When:
Wednesday, May 12, 2021
1:00 PM - 2:30 PM CT
Where: Online
Audience: Faculty/Staff - Student - Public - Post Docs/Docs - Graduate Students
Contact:
Gina Stec
(847) 467-2359
Group: Keyman Modern Turkish Studies (Northwestern Buffett)
Co-Sponsor:
Buffett Institute for Global Affairs
Category: Global & Civic Engagement
This talk explores how the Kurdish political movement has re-imagined the terms of self-determination to facilitate the realization of minority rights in Turkey. One starting point for this inquiry is to explore the model of "democratic confederalism" as a novel institutional design proposal that instantiates the reconceptualization of governance in the Kurdish political project. Assessing the potential of this innovative approach to decentralization requires both an examination of the history from which the proposal emerges and the technical experiments with implementing it. In this talk, Dr. Bâli examines the formulation of demands for decentralization during the so-called reconciliation process in Turkey between 2009 and 2015 and its impact on Kurdish leaders’ views on devolutionary modalities for greater autonomy. She will then offer an analysis of the model of “democratic confederalism” based on a close reading of the published manifestos and political tracts that articulate this vision. She will also discuss experiments with enacting democratic confederalism on the ground both within Turkey’s borders and beyond them. Finally, she will consider from the perspective of the comparative law literature on federalism the generative innovations made possible by framing decentralization as a form of self-determination both to address the current impasse over Kurdish rights in Turkey and, more generally, to solve institutional design challenges in deeply divided societies grappling with minority rights questions.
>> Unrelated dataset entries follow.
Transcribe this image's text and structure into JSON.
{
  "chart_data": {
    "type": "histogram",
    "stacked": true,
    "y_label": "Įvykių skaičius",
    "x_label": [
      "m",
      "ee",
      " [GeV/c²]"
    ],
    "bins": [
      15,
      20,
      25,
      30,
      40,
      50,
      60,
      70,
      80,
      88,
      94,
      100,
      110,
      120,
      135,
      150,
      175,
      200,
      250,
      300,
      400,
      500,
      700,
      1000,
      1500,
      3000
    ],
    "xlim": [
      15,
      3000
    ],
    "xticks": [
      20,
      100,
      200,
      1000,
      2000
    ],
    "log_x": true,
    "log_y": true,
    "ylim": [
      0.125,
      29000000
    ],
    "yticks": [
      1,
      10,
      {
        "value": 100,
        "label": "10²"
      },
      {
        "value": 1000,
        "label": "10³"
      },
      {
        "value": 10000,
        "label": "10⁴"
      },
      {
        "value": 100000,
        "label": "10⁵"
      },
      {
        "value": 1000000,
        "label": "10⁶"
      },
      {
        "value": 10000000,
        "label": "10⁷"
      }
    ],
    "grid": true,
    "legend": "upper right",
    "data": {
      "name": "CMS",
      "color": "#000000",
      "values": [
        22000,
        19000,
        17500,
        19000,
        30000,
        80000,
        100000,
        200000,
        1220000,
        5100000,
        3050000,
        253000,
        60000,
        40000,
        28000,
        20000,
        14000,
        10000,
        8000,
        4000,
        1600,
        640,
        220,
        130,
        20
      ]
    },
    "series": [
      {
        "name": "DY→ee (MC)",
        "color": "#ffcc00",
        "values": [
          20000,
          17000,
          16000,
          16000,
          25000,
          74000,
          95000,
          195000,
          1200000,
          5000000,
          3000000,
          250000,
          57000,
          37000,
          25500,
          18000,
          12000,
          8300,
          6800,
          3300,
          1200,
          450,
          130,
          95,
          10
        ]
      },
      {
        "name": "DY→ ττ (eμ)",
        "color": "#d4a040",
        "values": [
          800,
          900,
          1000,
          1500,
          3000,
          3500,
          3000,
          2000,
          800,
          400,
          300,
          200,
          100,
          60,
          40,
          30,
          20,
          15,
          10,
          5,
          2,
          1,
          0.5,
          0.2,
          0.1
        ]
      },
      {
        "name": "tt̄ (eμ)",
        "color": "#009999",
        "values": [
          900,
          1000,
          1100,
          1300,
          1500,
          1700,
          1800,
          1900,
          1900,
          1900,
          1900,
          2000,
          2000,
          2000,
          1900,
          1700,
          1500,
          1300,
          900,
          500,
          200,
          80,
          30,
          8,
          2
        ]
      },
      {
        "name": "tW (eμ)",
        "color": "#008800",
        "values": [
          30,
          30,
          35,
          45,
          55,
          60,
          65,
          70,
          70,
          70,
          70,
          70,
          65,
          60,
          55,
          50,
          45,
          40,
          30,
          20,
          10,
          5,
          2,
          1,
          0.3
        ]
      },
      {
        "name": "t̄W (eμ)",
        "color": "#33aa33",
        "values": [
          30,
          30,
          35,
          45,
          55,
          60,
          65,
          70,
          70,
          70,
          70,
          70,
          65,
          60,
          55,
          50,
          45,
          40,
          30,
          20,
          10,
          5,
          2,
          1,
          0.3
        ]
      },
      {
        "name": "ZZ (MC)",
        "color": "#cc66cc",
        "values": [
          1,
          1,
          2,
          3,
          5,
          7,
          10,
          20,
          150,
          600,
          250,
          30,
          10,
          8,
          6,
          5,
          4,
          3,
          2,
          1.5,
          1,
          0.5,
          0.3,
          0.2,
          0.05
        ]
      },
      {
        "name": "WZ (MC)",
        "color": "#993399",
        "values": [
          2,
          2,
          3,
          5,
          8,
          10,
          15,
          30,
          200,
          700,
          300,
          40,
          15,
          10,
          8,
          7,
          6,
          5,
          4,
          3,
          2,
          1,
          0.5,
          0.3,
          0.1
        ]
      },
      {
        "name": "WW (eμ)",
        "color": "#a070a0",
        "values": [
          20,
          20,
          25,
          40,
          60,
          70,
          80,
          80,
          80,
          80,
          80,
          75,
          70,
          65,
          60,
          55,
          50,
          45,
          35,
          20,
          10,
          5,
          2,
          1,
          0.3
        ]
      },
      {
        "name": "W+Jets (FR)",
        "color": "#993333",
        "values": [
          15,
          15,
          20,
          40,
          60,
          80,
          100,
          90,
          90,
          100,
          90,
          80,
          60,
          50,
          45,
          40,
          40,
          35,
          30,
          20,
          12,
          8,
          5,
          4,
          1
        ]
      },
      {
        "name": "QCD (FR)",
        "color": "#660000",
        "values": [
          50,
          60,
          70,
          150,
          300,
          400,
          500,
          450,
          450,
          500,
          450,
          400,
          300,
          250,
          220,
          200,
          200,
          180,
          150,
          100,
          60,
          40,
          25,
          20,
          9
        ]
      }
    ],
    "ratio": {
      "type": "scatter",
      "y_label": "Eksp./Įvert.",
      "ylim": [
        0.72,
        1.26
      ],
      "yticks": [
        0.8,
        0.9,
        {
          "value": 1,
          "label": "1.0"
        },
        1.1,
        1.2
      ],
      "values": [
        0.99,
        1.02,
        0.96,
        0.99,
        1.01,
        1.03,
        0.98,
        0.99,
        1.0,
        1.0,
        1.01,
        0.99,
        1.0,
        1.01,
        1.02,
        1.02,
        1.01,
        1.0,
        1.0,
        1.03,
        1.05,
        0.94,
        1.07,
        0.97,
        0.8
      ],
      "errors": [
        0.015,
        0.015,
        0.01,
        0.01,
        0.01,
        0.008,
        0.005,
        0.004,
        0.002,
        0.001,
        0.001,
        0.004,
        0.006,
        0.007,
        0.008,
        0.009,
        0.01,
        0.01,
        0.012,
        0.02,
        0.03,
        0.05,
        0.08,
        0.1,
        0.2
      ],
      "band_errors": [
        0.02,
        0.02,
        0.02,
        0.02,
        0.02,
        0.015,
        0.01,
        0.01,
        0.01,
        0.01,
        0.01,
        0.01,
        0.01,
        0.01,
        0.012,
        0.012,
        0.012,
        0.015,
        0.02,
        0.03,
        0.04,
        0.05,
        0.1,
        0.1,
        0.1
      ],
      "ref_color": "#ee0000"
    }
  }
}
Please register: http://bit.ly/3lu6FBT
Aslı Bâli is Professor of Law at the UCLA School of Law and Faculty Director of the Promise Institute for Human Rights. She previously served as the Director of the UCLA Center for Near Eastern Studies. Bâli’s research focuses on two broad areas: public international law—including human rights law—and comparative constitutional law, with a focus on the Middle East. Her scholarship has appeared in the American Journal of International Law, Cornell International Law Journal, International Journal of Constitutional Law, University of Chicago Law Review, Vanderbilt Journal of Transnational Law, Virginia Journal of International Law and Yale Journal of International Law among others; her edited volume Constitution Writing, Religion and Democracy was published in 2017 and a second edited volume, From Revolution to Devolution: Experiments in Decentralization in the MENA Region is forthcoming from Cambridge University Press. She has served as the Florence Rogatz Visiting Professor of Law at the Yale Law School and was a fellow at the Institute for Advanced Study. She received her J.D. from Yale, her M.Phil. from Cambridge University and her Ph.D in Politics from Princeton University.